The economy writ large may not explain the change in VMT, but a specific economic factor could. A likely candidate: the price of gasoline. In support of that theory, I present Exhibit C — a plot of VMT and gasoline prices since 1970. Two things to note:
- In inflation-adjusted dollars, the price of gasoline since 2008 (~$2.90/gallon in 2005 $s) is higher than it has ever been; and
- Prices began climbing to this level at about the same time that VMT began to level off.
One interpretation: we have hit a price threshold; a price so high that people are forced to find alternative ways to get where they need to go. If this is the case, here again, what we are seeing may not be a permanent change in American driving habits; should gasoline prices fall, VMT will probably start moving upward.
But there is another possibility.
From Automobiles to Trains and Buses
In the early 2000s quarterly mass transit ridership was between 2.3 and 2.4 million. But late in 2003, coincident with the beginnings of the change in VMT trend (and the rise in gas prices), ridership began trending upwards before settling into a new steady state of between of 2.5 to 2.7 million riders since 2008. Could this switch to mass transit be symptomatic of a more fundamental change in America?

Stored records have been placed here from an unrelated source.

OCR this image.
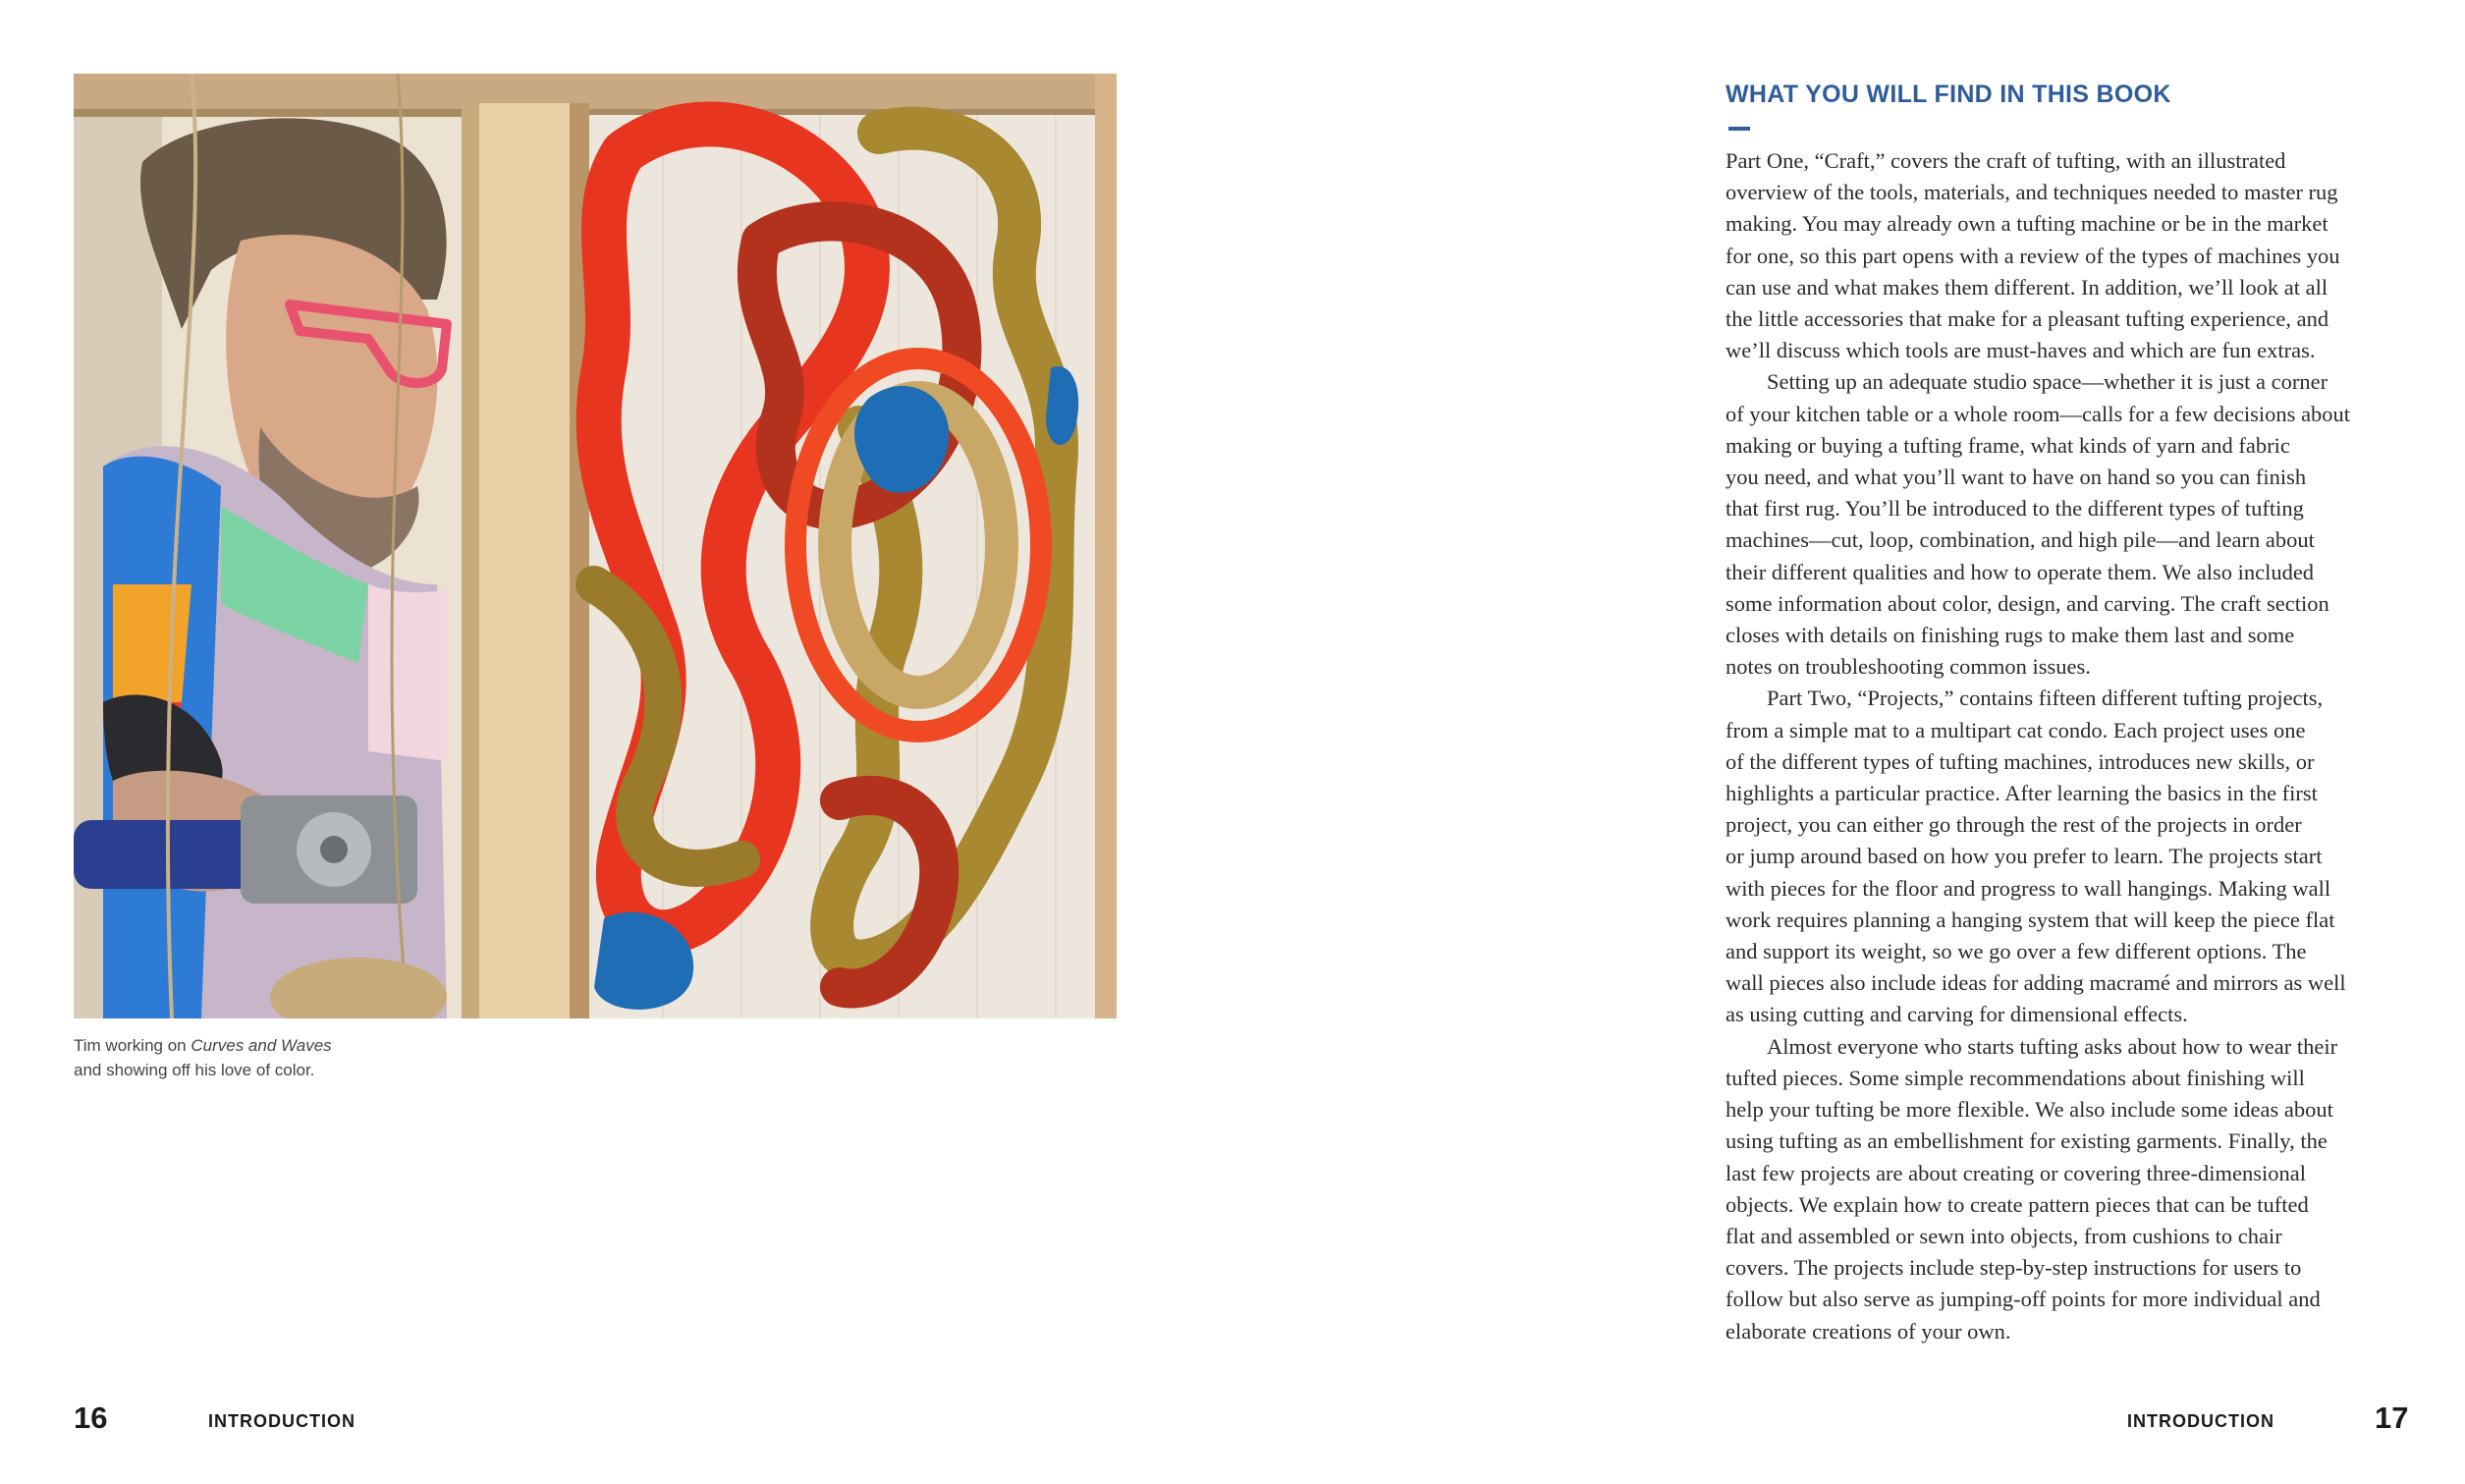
Tim working on Curves and Waves
and showing off his love of color.
16	INTRODUCTION
WHAT YOU WILL FIND IN THIS BOOK
Part One, “Craft,” covers the craft of tufting, with an illustrated
overview of the tools, materials, and techniques needed to master rug
making. You may already own a tufting machine or be in the market
for one, so this part opens with a review of the types of machines you
can use and what makes them different. In addition, we’ll look at all
the little accessories that make for a pleasant tufting experience, and
we’ll discuss which tools are must-haves and which are fun extras.
Setting up an adequate studio space—whether it is just a corner
of your kitchen table or a whole room—calls for a few decisions about
making or buying a tufting frame, what kinds of yarn and fabric
you need, and what you’ll want to have on hand so you can finish
that first rug. You’ll be introduced to the different types of tufting
machines—cut, loop, combination, and high pile—and learn about
their different qualities and how to operate them. We also included
some information about color, design, and carving. The craft section
closes with details on finishing rugs to make them last and some
notes on troubleshooting common issues.
Part Two, “Projects,” contains fifteen different tufting projects,
from a simple mat to a multipart cat condo. Each project uses one
of the different types of tufting machines, introduces new skills, or
highlights a particular practice. After learning the basics in the first
project, you can either go through the rest of the projects in order
or jump around based on how you prefer to learn. The projects start
with pieces for the floor and progress to wall hangings. Making wall
work requires planning a hanging system that will keep the piece flat
and support its weight, so we go over a few different options. The
wall pieces also include ideas for adding macramé and mirrors as well
as using cutting and carving for dimensional effects.
Almost everyone who starts tufting asks about how to wear their
tufted pieces. Some simple recommendations about finishing will
help your tufting be more flexible. We also include some ideas about
using tufting as an embellishment for existing garments. Finally, the
last few projects are about creating or covering three-dimensional
objects. We explain how to create pattern pieces that can be tufted
flat and assembled or sewn into objects, from cushions to chair
covers. The projects include step-by-step instructions for users to
follow but also serve as jumping-off points for more individual and
elaborate creations of your own.
INTRODUCTION	17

It May Be That We Are Changing
Another possibility (not mutually exclusive of the above) is that Americans are changing, finding new lifestyles that require less driving. For example, people are choosing to move from the outer suburbs to more centrally located, cars-not-needed urban areas; young folks are eschewing driving; more socializing and business travel are taking place virtually, and an aging population simply drives less. (See related story: “Driving the Limit: Wealthy Nations Maxed Out on Travel?“)
High gasoline prices might be forcing some of these changes on us to some extent, but the new trend in VMT illuminates a picture in which the change in driving habits is becoming internalized and may be becoming long-term. (See quiz: “What You Don’t Know About Gas Prices.”)
And on that note, here’s an interesting thought: with both U.S. greenhouse gas emissions and VMT running flat since 2008, it could be that we are seeing a profound change in the United States. A change in the American way of life that is less bent on both consumption and driving. And a way of life ready to embrace a low-carbon economy. Now there’s a nice idea for the New Year. (See related photos: “Rare Look Inside Carmakers’ Drive for 55 MPG.”)
* Keep in mind that while recessions and miles traveled correlate well, this doesn’t tell us what initiated these recessions. Both recessions from the ’70s began with oil shocks where the supply of petroleum was curtailed and prices rose sharply. And even the smaller recessions in 1990 and 2001 were preceded by an increase in energy prices.